The International Monetary Fund said on Wednesday that it had reached an $18 million loan agreement with Mali.
The loan to the land-locked African country comes under the IMF's Rapid Credit Facility, a quick-disbursing fund for poor countries recovering from natural disasters or conflict. Mali descended into chaos after a military coup in March.
The agreement is subject to approval by the IMF's board early next year.
Mali received a $46 million loan from the IMF last year but cancelled it after soldiers toppled the president and al Qaeda-linked militants seized northern cities.
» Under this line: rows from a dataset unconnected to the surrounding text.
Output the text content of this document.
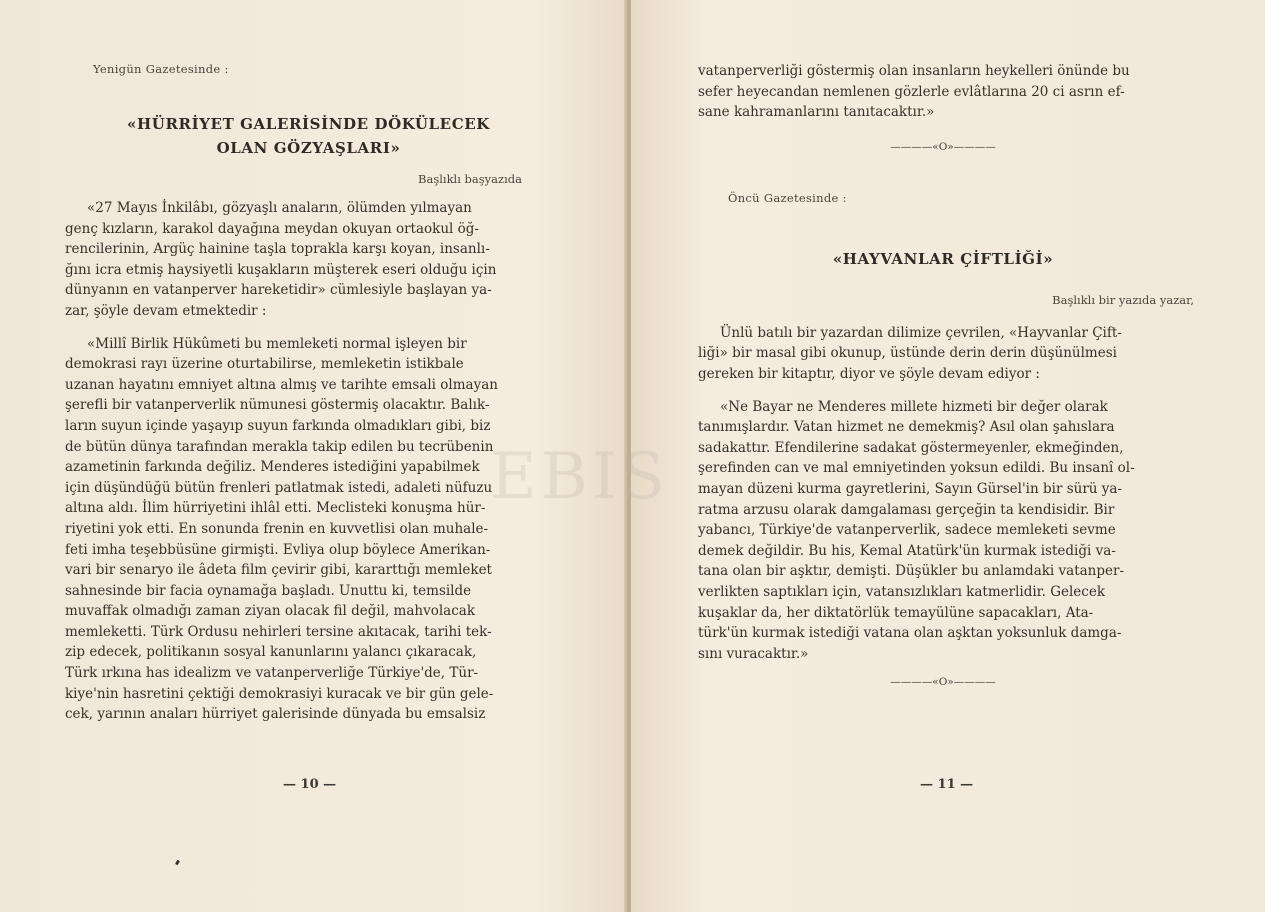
Yenigün Gazetesinde :

«HÜRRİYET GALERİSİNDE DÖKÜLECEK

OLAN GÖZYAŞLARI»

Başlıklı başyazıda

«27 Mayıs İnkilâbı, gözyaşlı anaların, ölümden yılmayan
genç kızların, karakol dayağına meydan okuyan ortaokul öğ-
rencilerinin, Argüç hainine taşla toprakla karşı koyan, insanlı-
ğını icra etmiş haysiyetli kuşakların müşterek eseri olduğu için
dünyanın en vatanperver hareketidir» cümlesiyle başlayan ya-
zar, şöyle devam etmektedir :
«Millî Birlik Hükûmeti bu memleketi normal işleyen bir
demokrasi rayı üzerine oturtabilirse, memleketin istikbale
uzanan hayatını emniyet altına almış ve tarihte emsali olmayan
şerefli bir vatanperverlik nümunesi göstermiş olacaktır. Balık-
ların suyun içinde yaşayıp suyun farkında olmadıkları gibi, biz
de bütün dünya tarafından merakla takip edilen bu tecrübenin
azametinin farkında değiliz. Menderes istediğini yapabilmek
için düşündüğü bütün frenleri patlatmak istedi, adaleti nüfuzu
altına aldı. İlim hürriyetini ihlâl etti. Meclisteki konuşma hür-
riyetini yok etti. En sonunda frenin en kuvvetlisi olan muhale-
feti imha teşebbüsüne girmişti. Evliya olup böylece Amerikan-
vari bir senaryo ile âdeta film çevirir gibi, kararttığı memleket
sahnesinde bir facia oynamağa başladı. Unuttu ki, temsilde
muvaffak olmadığı zaman ziyan olacak fil değil, mahvolacak
memleketti. Türk Ordusu nehirleri tersine akıtacak, tarihi tek-
zip edecek, politikanın sosyal kanunlarını yalancı çıkaracak,
Türk ırkına has idealizm ve vatanperverliğe Türkiye'de, Tür-
kiye'nin hasretini çektiği demokrasiyi kuracak ve bir gün gele-
cek, yarının anaları hürriyet galerisinde dünyada bu emsalsiz
— 10 —
vatanperverliği göstermiş olan insanların heykelleri önünde bu
sefer heyecandan nemlenen gözlerle evlâtlarına 20 ci asrın ef-
sane kahramanlarını tanıtacaktır.»

————«O»————

Öncü Gazetesinde :

«HAYVANLAR ÇİFTLİĞİ»

Başlıklı bir yazıda yazar,

Ünlü batılı bir yazardan dilimize çevrilen, «Hayvanlar Çift-
liği» bir masal gibi okunup, üstünde derin derin düşünülmesi
gereken bir kitaptır, diyor ve şöyle devam ediyor :
«Ne Bayar ne Menderes millete hizmeti bir değer olarak
tanımışlardır. Vatan hizmet ne demekmiş? Asıl olan şahıslara
sadakattır. Efendilerine sadakat göstermeyenler, ekmeğinden,
şerefinden can ve mal emniyetinden yoksun edildi. Bu insanî ol-
mayan düzeni kurma gayretlerini, Sayın Gürsel'in bir sürü ya-
ratma arzusu olarak damgalaması gerçeğin ta kendisidir. Bir
yabancı, Türkiye'de vatanperverlik, sadece memleketi sevme
demek değildir. Bu his, Kemal Atatürk'ün kurmak istediği va-
tana olan bir aşktır, demişti. Düşükler bu anlamdaki vatanper-
verlikten saptıkları için, vatansızlıkları katmerlidir. Gelecek
kuşaklar da, her diktatörlük temayülüne sapacakları, Ata-
türk'ün kurmak istediği vatana olan aşktan yoksunluk damga-
sını vuracaktır.»

————«O»————

— 11 —
EBIS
A leading producer of gold and cotton, Mali faces a budget shortfall in 2012, especially since the European Union and the United States suspended aid after the coup.
"Mali's economy is traversing a difficult period," Christian Josz, head of the IMF's mission, said in a statement. "Already under stress from the very poor 2011-12 harvest, it was severely affected by the March 2012 coup d'état and its aftermath."
The IMF said national income should shrink 1.5 percent in 2012 before rebounding to 4 percent or 5 percent in 2013.
The Fund said that the government did well to cut public investment and reduce subsidies on oil and cooking gas, resulting in a "modest" budget deficit.
For 2013, Mali faces a budget shortfall of $110 million, but it will freeze spending unless it is able to plug the gap with development aid from donors, the IMF said.